Why does deep and cheap learning work so well? (1608.08225v4)

Published 29 Aug 2016 in cond-mat.dis-nn, cs.LG, cs.NE, and stat.ML

Abstract: We show how the success of deep learning could depend not only on mathematics but also on physics: although well-known mathematical theorems guarantee that neural networks can approximate arbitrary functions well, the class of functions of practical interest can frequently be approximated through "cheap learning" with exponentially fewer parameters than generic ones. We explore how properties frequently encountered in physics such as symmetry, locality, compositionality, and polynomial log-probability translate into exceptionally simple neural networks. We further argue that when the statistical process generating the data is of a certain hierarchical form prevalent in physics and machine-learning, a deep neural network can be more efficient than a shallow one. We formalize these claims using information theory and discuss the relation to the renormalization group. We prove various "no-flattening theorems" showing when efficient linear deep networks cannot be accurately approximated by shallow ones without efficiency loss, for example, we show that $n$ variables cannot be multiplied using fewer than 2ⁿ neurons in a single hidden layer.

Citations (584)

View on Semantic Scholar

Summary

The paper explains how neural networks exploit physical axioms like symmetry, locality, and compositionality to achieve efficient learning.
It demonstrates that deep neural networks approximate complex functions with exponentially fewer parameters than shallow networks due to their hierarchical structure.
The study employs information theory concepts such as sufficient statistics and causal hierarchies to elucidate deep learning's robustness and versatility.

Understanding the Efficacy of Deep and Cheap Learning

Introduction

The paper "Why does deep and cheap learning work so well?" explores the surprising effectiveness of deep learning by considering both mathematical and physical perspectives (1608.08225). The central thesis is that deep learning's success is not solely due to mathematical guarantees but is also attributed to specific characteristics in the data and the architectural properties of neural networks. These neural networks can exploit physical axioms such as symmetry, locality, and compositionality, allowing efficient representation and learning with a significantly reduced parameter count.

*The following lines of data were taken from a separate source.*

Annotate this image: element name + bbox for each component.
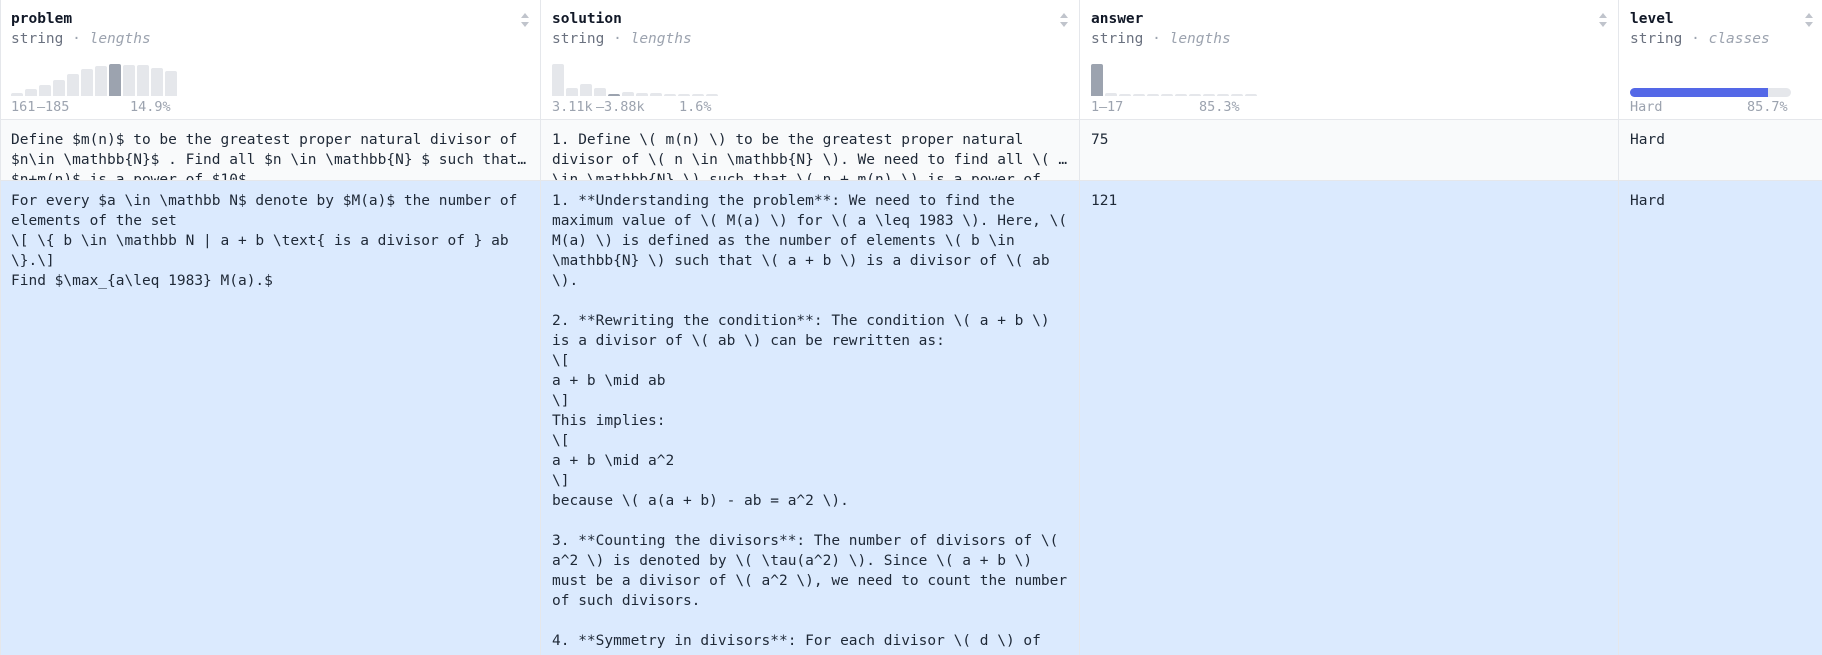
range-dash: –: [37, 99, 46, 115]
histogram-bar: [580, 84, 592, 96]
histogram-bar: [151, 68, 163, 96]
histogram-bar: [622, 92, 634, 96]
column-divider: [540, 0, 541, 655]
range-dash: –: [596, 99, 605, 115]
column-type: string · classes: [1630, 31, 1770, 47]
histogram-bar: [123, 65, 135, 96]
column-name: answer: [1091, 11, 1144, 27]
histogram-bar: [706, 94, 718, 96]
histogram-bar: [67, 74, 79, 96]
cell-problem[interactable]: For every $a \in \mathbb N$ denote by $M…: [0, 181, 541, 655]
range-percent: 1.6%: [679, 99, 712, 115]
column-divider: [1079, 0, 1080, 655]
histogram-bar: [566, 88, 578, 96]
histogram-bar: [11, 93, 23, 96]
histogram-bar: [53, 80, 65, 96]
column-header-problem[interactable]: problem string · lengths 161 – 185 14.9%: [0, 0, 540, 120]
range-dash: –: [1099, 99, 1108, 115]
histogram-bar: [664, 94, 676, 96]
column-divider: [0, 0, 1, 655]
histogram-bar: [552, 64, 564, 96]
column-header-solution[interactable]: solution string · lengths 3.11k – 3.88k …: [541, 0, 1079, 120]
column-name: solution: [552, 11, 622, 27]
histogram-bar: [1189, 94, 1201, 96]
sort-icon[interactable]: [520, 12, 530, 28]
range-percent: 85.3%: [1199, 99, 1240, 115]
column-type: string · lengths: [11, 31, 151, 47]
length-histogram[interactable]: [552, 60, 718, 96]
histogram-bar: [1105, 93, 1117, 96]
length-histogram[interactable]: [1091, 60, 1257, 96]
range-max: 17: [1107, 99, 1124, 115]
column-header-answer[interactable]: answer string · lengths 1 – 17 85.3%: [1080, 0, 1618, 120]
histogram-bar-selected: [1091, 64, 1103, 96]
histogram-bar: [1231, 94, 1243, 96]
histogram-bar: [95, 66, 107, 96]
column-name: problem: [11, 11, 73, 27]
class-distribution-bar[interactable]: [1630, 88, 1791, 97]
histogram-bar: [25, 89, 37, 96]
cell-problem[interactable]: Define $m(n)$ to be the greatest proper …: [0, 120, 541, 180]
class-percent: 85.7%: [1747, 99, 1788, 115]
cell-level[interactable]: Hard: [1619, 181, 1822, 655]
histogram-bar: [692, 94, 704, 96]
histogram-bar-selected: [608, 94, 620, 96]
column-header-level[interactable]: level string · classes Hard 85.7%: [1619, 0, 1822, 120]
class-bar-fill: [1630, 88, 1768, 97]
histogram-bar-selected: [109, 64, 121, 96]
histogram-bar: [636, 93, 648, 96]
histogram-bar: [81, 69, 93, 96]
histogram-bar: [1147, 94, 1159, 96]
cell-answer[interactable]: 121: [1080, 181, 1619, 655]
column-type: string · lengths: [552, 31, 692, 47]
range-percent: 14.9%: [130, 99, 171, 115]
histogram-bar: [1161, 94, 1173, 96]
histogram-bar: [137, 65, 149, 96]
cell-level[interactable]: Hard: [1619, 120, 1822, 180]
histogram-bar: [1245, 94, 1257, 96]
histogram-bar: [1119, 94, 1131, 96]
sort-icon[interactable]: [1598, 12, 1608, 28]
range-min: 161: [11, 99, 36, 115]
histogram-bar: [1175, 94, 1187, 96]
histogram-bar: [650, 93, 662, 96]
cell-answer[interactable]: 75: [1080, 120, 1619, 180]
table-row-selected[interactable]: For every $a \in \mathbb N$ denote by $M…: [0, 181, 1822, 655]
histogram-bar: [1133, 94, 1145, 96]
cell-solution[interactable]: 1. Define \( m(n) \) to be the greatest …: [541, 120, 1080, 180]
histogram-bar: [1217, 94, 1229, 96]
sort-icon[interactable]: [1059, 12, 1069, 28]
class-label: Hard: [1630, 99, 1663, 115]
column-type: string · lengths: [1091, 31, 1231, 47]
histogram-bar: [594, 88, 606, 96]
cell-solution[interactable]: 1. **Understanding the problem**: We nee…: [541, 181, 1080, 655]
column-divider: [1618, 0, 1619, 655]
sort-icon[interactable]: [1804, 12, 1814, 28]
histogram-bar: [1203, 94, 1215, 96]
table-row[interactable]: Define $m(n)$ to be the greatest proper …: [0, 120, 1822, 181]
range-min: 3.11k: [552, 99, 593, 115]
range-max: 185: [45, 99, 70, 115]
histogram-bar: [678, 94, 690, 96]
range-min: 1: [1091, 99, 1100, 115]
range-max: 3.88k: [604, 99, 645, 115]
histogram-bar: [165, 71, 177, 96]
dataset-table: problem string · lengths 161 – 185 14.9%…: [0, 0, 1822, 655]
histogram-bar: [39, 85, 51, 96]
length-histogram[interactable]: [11, 60, 177, 96]
column-name: level: [1630, 11, 1674, 27]
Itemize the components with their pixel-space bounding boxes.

Approximating Functions with Neural Networks

Deep neural networks exhibit remarkable capabilities to approximate complex functions of practical interest. The paper emphasizes that the functions deep networks aim to approximate can often be expressed more efficiently due to inherent physical properties:

Symmetry: Many problems have symmetrical properties, lessening the computational complexity required to approximate the function.
Locality: Physical systems often demonstrate local interactions, allowing neural networks to focus computations on local input regions.
Compositionality: Problems can often be decomposed into simpler subproblems that deep networks can handle in layered architecture, capturing hierarchical structures inherent in data.

These concepts help neural networks approximate functions exponentially more efficiently in terms of required parameters compared to generic function representations, addressing the question of why neural networks perform well despite seemingly insufficient parameters.

Deep vs. Shallow Networks

The paper examines the differences between deep and shallow networks, highlighting that deep networks are often more efficient:

Hierarchical Structure: Deep networks mirror the hierarchical generative processes found in many physical systems, allowing them to efficiently encode complex relationships found in real-world data.
No-Flattening Theorems: These theorems demonstrate situations where shallow networks cannot efficiently replicate the computation of an equivalent deep network without incurring substantial costs in resources. For instance, certain polynomials and combinatorial functions that a deep network computes with linear resources require exponential resources if represented in a shallow network.

Insights from Information Theory

The hierarchy-induced efficiency is further understood through the lens of information theory:

Causal Hierarchies: Information in many systems flows through a hierarchy, with upper layers encoding abstract concepts and lower layers focusing on detailed, specific information.
Sufficient Statistics and Distillation: Deep networks are seen as layers of progressive information distillation, capturing essential features and discarding noise. This mirrors the statistical concept of sufficient statistics, where these networks ideally compress data into a minimal sufficient form retaining all necessary information for inference.

Implications and Applications

The insights presented in the paper have implications for both theoretical understanding and practical application:

Robustness and Versatility: Understanding the properties that enable efficient learning through deep networks can lead to more robust designs, capable of generalizing well across different tasks and conditions.
Future Developments in AI: The theoretical insights can inspire new architectures and training methodologies that leverage physical principles more explicitly, possibly leading to architectures designed with specific invariances and efficiency considerations built-in.

Conclusion

The exploration of deep learning's effectiveness through the lens of both mathematics and physics provides a dual perspective that clarifies why deep networks are successful at learning complex patterns with reduced parameters. The paper posits that the hierarchical structure of neural networks closely reflects the compositional nature of the physical processes generating real-world data. These insights not only enhance the theoretical understanding of neural network efficiency but also influence practical implementations aiming at leveraging such efficiencies in real-world machine learning applications.